- March 24, 2018
- Posted by: PharmaScroll
- Category:
As per a recent study published in Jama Neurology Journal, Serotonin syndrome was rare in patients who were coprescribed triptans and selective serotonin reuptake inhibitor or selective norepinephrine reuptake inhibitor antidepressants and those with coexisting affective disorders and migraine need not forgo management of one condition to treat the other.
Background:
In 2006, the US Food and Drug Administration (FDA) issued an advisory warning on the risk of serotonin syndrome with concomitant use of triptans and selective serotonin reuptake inhibitor (SSRI) or selective norepinephrine reuptake inhibitor (SNRI) antidepressants, but the true risk of serotonin syndrome in these patients remains unknown.
About the Study:
The study was conducted with an objective of assessing the risk of serotonin syndrome with concomitant use of triptans and SSRI or SNRI antidepressants. This study used electronic health record data from the Partners Research Data Registry (RPDR) to identify patients who had received an International Classification of Diseases, Ninth Revision diagnosis compatible with serotonin syndrome who had been coprescribed triptans and SSRI or SNRI antidepressants in the Greater Boston, Massachusetts, area from January 1, 2001, through December 31, 2014 (14 years).
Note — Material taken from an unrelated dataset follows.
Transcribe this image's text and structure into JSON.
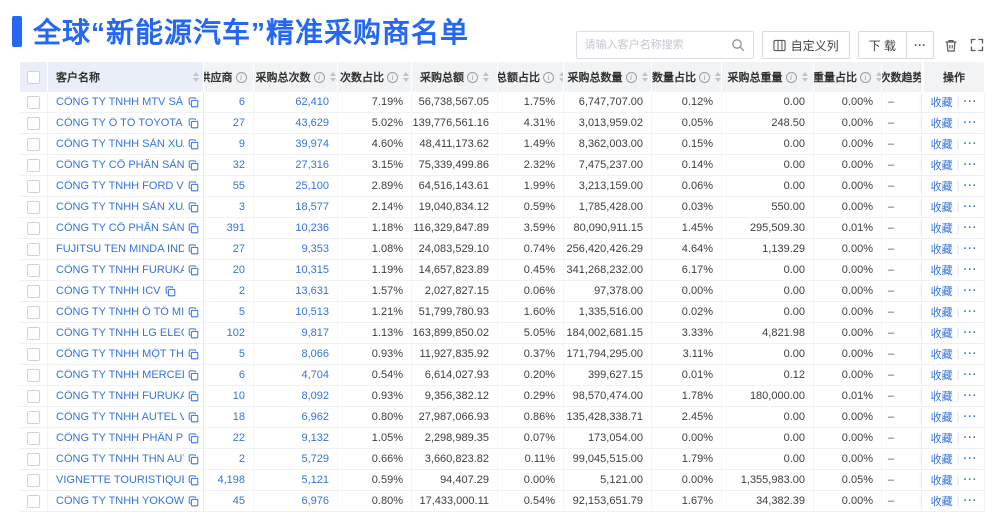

Clinical information was extracted to determine whether the case met formal diagnostic criteria and had coprescription within a calendar year. Both conservative and broad case definitions were used to better characterize the spectrum of risk. Data analysis was performed from November 23, 2016, to July 15, 2017.
Results of the study:
The RPDR search revealed 47968 (±3) unique patients who were prescribed triptans during the 14-year period of the study. A total of 19017 (±3) patients were coprescribed triptans and antidepressants during the study, with a total of 30928 person-years of exposure. Serotonin syndrome was suspected in 17 patients. Only 2 patients were classified as having definite serotonin syndrome (incidence rate, 0.6 cases per 10000 person-years of exposure; 95% CI, 0.0-1.5). Five patients were classified as having possible serotonin syndrome (incidence rate with these 5 cases added to the 2 definite cases, 2.3 cases per 10000 person-years of exposure; 95% CI, 0.6-3.9). The proportion of patients with triptan prescriptions who were coprescribed an SSRI or SNRI antidepressant was relatively stable during the study, ranging from 21% to 29%.
The study concluded that the risk of serotonin syndrome associated with concomitant use of triptans and SSRIs or SNRIs was low. Coprescription of these drugs is common and did not decrease after the 2006 FDA advisory. The study also raised doubt on the validity of the FDA advisory and suggested that the advisory should be reconsidered.